Like heirloom tomatoes, but wish they were sturdier? Now's your chance to get tomato seeds for Garden Gem and Garden Treasure, two new varieties which are already winning taste contests! For a small donation to the University of Florida's Klee Laboratories you'll receive 15 seeds of each kind, just in time to get them started indoors.

And lastly, as we find ourselves in a strident political season, I always like to show bipartisanship. Having referenced the Environmental Working Group's Dirty Dozen and Clean Fifteen produce lists in the past, I now present the other side, in which our supermarket produce is found to be very, very clean, according to USDA pesticide sampling, as reported in Forbes. The author makes a couple good points, including the fact that pesticide residue can be found in both conventional and organic produce (some organic countermeasures are allowed but act similarly to regular pesticides). I would love to believe our fruits and vegetables more than meet the EPA's tolerances. What is a tolerance? "The tolerance is generally 100 times less than a dose that could cause any ill effect. The allowed residues are also lower than the levels of natural pesticidal compounds that many crops make to defend themselves." (As Mark Schatzker also discussed in his awesome book, plants do produce natural toxins so they don't get eaten or eaten at the wrong time by every Bird, Cow, or Billy Goat Gruff.)

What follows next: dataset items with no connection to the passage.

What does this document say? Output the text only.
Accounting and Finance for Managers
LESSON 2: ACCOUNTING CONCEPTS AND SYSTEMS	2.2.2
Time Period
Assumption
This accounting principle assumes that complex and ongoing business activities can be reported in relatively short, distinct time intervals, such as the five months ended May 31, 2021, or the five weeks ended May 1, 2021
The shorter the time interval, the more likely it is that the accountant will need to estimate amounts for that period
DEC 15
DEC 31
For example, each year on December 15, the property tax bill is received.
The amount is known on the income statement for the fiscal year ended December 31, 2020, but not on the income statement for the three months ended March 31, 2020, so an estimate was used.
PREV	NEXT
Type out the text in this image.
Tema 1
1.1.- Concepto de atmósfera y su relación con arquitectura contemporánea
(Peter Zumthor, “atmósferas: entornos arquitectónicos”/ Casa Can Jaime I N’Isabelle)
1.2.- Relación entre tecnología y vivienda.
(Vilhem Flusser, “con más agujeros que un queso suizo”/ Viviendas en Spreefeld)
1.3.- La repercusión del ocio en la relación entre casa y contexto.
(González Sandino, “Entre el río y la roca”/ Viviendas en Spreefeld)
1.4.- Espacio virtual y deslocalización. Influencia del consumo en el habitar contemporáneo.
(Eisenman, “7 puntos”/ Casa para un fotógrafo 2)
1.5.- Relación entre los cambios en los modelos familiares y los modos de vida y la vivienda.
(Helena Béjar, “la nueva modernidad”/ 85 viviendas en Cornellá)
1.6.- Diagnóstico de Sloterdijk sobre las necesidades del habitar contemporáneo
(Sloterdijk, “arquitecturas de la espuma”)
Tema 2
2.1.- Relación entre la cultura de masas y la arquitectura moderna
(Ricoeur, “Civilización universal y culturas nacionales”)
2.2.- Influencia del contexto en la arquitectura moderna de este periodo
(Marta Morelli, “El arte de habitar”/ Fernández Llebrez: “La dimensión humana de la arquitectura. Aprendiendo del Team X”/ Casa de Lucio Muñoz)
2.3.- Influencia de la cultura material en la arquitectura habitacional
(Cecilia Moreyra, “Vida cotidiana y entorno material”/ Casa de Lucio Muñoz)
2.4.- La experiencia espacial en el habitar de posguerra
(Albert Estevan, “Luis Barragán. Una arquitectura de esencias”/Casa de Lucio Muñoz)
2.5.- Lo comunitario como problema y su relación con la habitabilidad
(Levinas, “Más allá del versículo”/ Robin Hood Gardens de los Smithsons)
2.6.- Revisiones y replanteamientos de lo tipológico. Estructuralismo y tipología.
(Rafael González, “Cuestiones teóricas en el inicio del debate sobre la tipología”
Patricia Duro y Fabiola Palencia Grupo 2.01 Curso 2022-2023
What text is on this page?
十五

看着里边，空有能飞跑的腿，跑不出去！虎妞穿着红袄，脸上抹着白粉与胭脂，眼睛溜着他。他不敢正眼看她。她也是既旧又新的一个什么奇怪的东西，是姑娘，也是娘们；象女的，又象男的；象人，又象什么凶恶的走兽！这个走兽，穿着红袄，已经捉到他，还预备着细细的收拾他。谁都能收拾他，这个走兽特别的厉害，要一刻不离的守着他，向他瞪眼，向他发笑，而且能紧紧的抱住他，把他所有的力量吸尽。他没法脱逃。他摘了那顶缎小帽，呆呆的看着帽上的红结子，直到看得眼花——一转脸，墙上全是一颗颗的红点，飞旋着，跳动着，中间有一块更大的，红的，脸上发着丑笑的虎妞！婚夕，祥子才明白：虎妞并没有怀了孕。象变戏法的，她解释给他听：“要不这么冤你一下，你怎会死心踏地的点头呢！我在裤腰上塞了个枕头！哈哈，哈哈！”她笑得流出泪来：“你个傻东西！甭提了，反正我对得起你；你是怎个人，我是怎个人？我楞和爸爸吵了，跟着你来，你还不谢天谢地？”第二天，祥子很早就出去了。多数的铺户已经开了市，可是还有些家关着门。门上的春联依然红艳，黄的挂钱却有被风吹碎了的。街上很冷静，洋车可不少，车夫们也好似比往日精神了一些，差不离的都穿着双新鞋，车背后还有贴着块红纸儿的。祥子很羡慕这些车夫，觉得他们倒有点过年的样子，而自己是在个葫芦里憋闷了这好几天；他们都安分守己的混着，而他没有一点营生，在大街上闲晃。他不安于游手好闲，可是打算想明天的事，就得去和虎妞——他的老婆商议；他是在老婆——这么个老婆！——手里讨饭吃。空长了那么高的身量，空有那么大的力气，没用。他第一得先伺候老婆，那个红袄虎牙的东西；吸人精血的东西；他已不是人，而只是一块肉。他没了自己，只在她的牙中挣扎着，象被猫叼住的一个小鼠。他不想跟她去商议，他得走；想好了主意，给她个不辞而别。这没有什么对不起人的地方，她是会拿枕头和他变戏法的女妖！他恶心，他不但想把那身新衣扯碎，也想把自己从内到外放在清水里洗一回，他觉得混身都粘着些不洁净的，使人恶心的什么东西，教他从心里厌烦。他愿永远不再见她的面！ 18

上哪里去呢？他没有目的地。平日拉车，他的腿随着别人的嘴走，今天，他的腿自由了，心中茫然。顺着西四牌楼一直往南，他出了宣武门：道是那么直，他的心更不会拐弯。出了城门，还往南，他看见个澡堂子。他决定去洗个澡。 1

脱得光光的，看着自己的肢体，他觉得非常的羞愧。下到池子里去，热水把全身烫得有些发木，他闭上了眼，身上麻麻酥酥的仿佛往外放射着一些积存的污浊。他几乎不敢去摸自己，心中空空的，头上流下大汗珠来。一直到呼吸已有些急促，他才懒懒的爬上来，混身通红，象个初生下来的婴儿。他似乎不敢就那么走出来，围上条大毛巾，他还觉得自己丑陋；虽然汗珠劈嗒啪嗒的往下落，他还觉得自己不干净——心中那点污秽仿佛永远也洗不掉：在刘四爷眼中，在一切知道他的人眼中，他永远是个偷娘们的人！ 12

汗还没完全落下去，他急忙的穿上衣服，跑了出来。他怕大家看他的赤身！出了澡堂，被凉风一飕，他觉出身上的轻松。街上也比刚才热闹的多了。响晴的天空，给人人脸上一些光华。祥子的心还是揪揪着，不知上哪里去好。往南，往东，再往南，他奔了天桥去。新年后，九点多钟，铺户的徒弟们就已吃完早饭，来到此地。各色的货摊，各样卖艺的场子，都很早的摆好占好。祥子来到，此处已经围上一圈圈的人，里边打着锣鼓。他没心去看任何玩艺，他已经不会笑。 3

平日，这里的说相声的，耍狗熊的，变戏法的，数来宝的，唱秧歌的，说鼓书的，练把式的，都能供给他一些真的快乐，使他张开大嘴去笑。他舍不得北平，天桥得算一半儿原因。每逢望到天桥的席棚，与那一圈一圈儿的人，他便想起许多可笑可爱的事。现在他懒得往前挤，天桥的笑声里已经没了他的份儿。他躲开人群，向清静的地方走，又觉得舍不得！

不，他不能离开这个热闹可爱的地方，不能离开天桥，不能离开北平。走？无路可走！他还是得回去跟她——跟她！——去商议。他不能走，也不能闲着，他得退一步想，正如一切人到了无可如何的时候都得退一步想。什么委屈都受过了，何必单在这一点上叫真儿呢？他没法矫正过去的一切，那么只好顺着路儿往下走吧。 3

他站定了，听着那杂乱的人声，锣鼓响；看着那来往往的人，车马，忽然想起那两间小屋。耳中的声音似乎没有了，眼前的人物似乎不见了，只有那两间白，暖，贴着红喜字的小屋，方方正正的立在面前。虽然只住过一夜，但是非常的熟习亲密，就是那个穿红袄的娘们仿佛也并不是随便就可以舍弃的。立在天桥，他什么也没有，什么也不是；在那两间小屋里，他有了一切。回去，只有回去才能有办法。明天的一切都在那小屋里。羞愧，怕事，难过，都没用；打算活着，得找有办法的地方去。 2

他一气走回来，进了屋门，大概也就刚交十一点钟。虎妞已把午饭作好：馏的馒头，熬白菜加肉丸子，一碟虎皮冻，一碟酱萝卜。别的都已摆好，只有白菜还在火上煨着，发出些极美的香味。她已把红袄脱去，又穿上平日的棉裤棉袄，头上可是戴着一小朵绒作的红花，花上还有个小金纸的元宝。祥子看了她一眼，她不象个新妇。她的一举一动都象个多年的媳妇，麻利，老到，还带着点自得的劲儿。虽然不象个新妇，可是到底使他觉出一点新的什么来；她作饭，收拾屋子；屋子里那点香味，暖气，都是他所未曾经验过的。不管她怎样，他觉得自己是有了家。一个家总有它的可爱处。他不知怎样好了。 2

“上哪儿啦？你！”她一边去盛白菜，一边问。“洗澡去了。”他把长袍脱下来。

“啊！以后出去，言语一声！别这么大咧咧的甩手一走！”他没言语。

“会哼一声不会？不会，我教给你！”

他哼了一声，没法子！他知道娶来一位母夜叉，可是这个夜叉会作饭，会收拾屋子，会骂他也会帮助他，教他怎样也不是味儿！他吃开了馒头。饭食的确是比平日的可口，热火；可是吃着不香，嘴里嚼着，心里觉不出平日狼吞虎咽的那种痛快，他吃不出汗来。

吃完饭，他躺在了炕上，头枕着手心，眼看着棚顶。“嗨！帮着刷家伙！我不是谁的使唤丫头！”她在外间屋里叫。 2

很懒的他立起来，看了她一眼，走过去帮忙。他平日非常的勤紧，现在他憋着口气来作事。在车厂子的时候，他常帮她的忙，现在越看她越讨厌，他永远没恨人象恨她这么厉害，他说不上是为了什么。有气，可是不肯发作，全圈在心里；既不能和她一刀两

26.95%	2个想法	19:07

Tolerable produce still doesn't address the issue of agricultural workers who are exposed to higher levels of pesticides, however, in producing the crop. Nor does it dispel that niggling memory I have of the potato farmer in Michael Pollan's The Botany of Desire, who farmed conventional potatoes for all of us, but only fed his family from the small organic plot behind the house... But, hey, it's still good news for when we can't resist that out-of-season basket of berries. Berries below tolerance!

May it hold us until Opening Market Day.